Lizbeth, of Lars Eighner‘s Travels With Lizbeth, died on September 25, at the age of 13 years and seven months. In a local Usenet posting on austin.general, Eighner responded to a fan’s commisseration with Eighner and his loss by reporting that although Lizbeth “had been feeble for several months, she was alert and comfortable until very near the end and did not appear to suffer greatly.” For anyone who hasn’t read Travels With Lizbeth, Lizbeth was Eighner’s loyal black Lab who followed him on the cross-country treks he writes about in Travels; judging from the book, she was a good dog.


Mixed Notes

Congratulations to Louis Sachar, author of Holes, one of five finalists for the National Book Award in the Young People’s Literature category. Winners will be announced Wednesday, November 18. over 900 titles were submitted by 197 publishers and imprints for consideration for the awards (other categories are fiction, nonfiction, and poetry)…

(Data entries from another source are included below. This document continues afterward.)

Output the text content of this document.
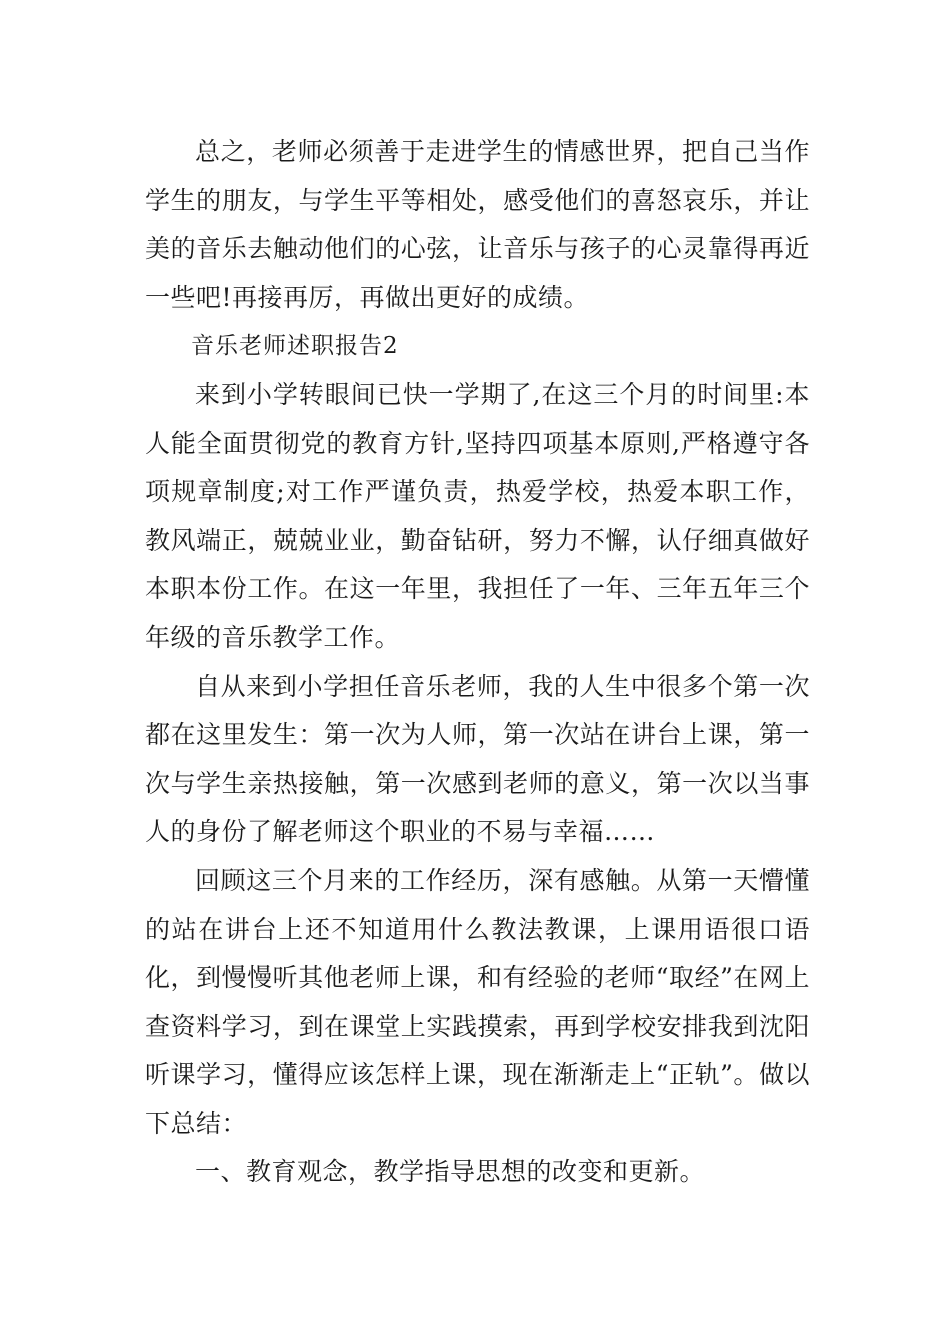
总之，老师必须善于走进学生的情感世界，把自己当作学生的朋友，与学生平等相处，感受他们的喜怒哀乐，并让美的音乐去触动他们的心弦，让音乐与孩子的心灵靠得再近一些吧!再接再厉，再做出更好的成绩。

音乐老师述职报告2

来到小学转眼间已快一学期了,在这三个月的时间里:本人能全面贯彻党的教育方针,坚持四项基本原则,严格遵守各项规章制度;对工作严谨负责，热爱学校，热爱本职工作，教风端正，兢兢业业，勤奋钻研，努力不懈，认仔细真做好本职本份工作。在这一年里，我担任了一年、三年五年三个年级的音乐教学工作。

自从来到小学担任音乐老师，我的人生中很多个第一次都在这里发生：第一次为人师，第一次站在讲台上课，第一次与学生亲热接触，第一次感到老师的意义，第一次以当事人的身份了解老师这个职业的不易与幸福……

回顾这三个月来的工作经历，深有感触。从第一天懵懂的站在讲台上还不知道用什么教法教课，上课用语很口语化，到慢慢听其他老师上课，和有经验的老师“取经”在网上查资料学习，到在课堂上实践摸索，再到学校安排我到沈阳听课学习，懂得应该怎样上课，现在渐渐走上“正轨”。做以下总结：

一、教育观念，教学指导思想的改变和更新。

Isn’t a public intellectual someone who is able to transmit “the big ideas” to a wide readership without talking down to those readers or bastardizing the subject matter? And aren’t successful public intellectuals few and far between? Perhaps so, but David Montejano, director of UT’s Center for Mexican American Studies, has plans to foster an environment at CMAS that will develop the faculty’s ability to interact with the public on a more regular basis. Montejano and vice-provost Ricardo Romo recently attended a Latino Issues meeting at UCLA with about 30 faculty members (most of them from the University of California system) “to discuss the current situation in light of the various ‘anti-Latino’ propositions that have passed in California in recent years.” Montejano says that defense of programs like immigrant services, affirmative action, and bilingual education “has almost entirely been based on a model of ‘victimization.'” “Rather than dwell on a history of victimization, we need to focus on a future of empowerment,” Montejano writes in the October edition of the CMAS newsletter, Noticias de CMAS. That’s where the idea of faculty playing a more interactive role with the public comes in. Asked how he intends to implement this interaction, Montejano says that “Right now I’m thinking in fairly basic terms —
op-ed pieces, magazine articles, radio & TV interviews, and so on. As director of a center, I have some resources I can use to encourage the faculty, especially the tenured faculty, to get involved. On the other, I imagine there already are motivated faculty who lack only structured opportunities.” As he writes in the newsletter, “To put it in a more pithy way: Forget the Alamo; we have work to do.”


Events

Book Woman and Folktales host a reading and signing celebrating the release of Sharon Bridgforth‘s new book bull-jean stories (RedBone Press, $12 paper) at Hyde Park Theatre, Sunday, October 25, 5pm. Bridgforth will also be reading at Resistencia Bookstore, Wednesday, October 28, 7:30pm…

Desert Books (1904 Guadalupe, in the basement of Bank One), is hosting a reception for Leticia Garza-Falcon, director of the Center for Multicultural and Gender Studies at Southwest Texas State University, in honor of her new book, Gente Decente: A Borderlands Response to the Rhetoric of Dominance, on Friday, October 23, 4pm…

Barnes & Noble Arboretum features Kinky Friedman in a live musical performance and book signing of Blast From the Past on Thursday, October 29, 7:30pm.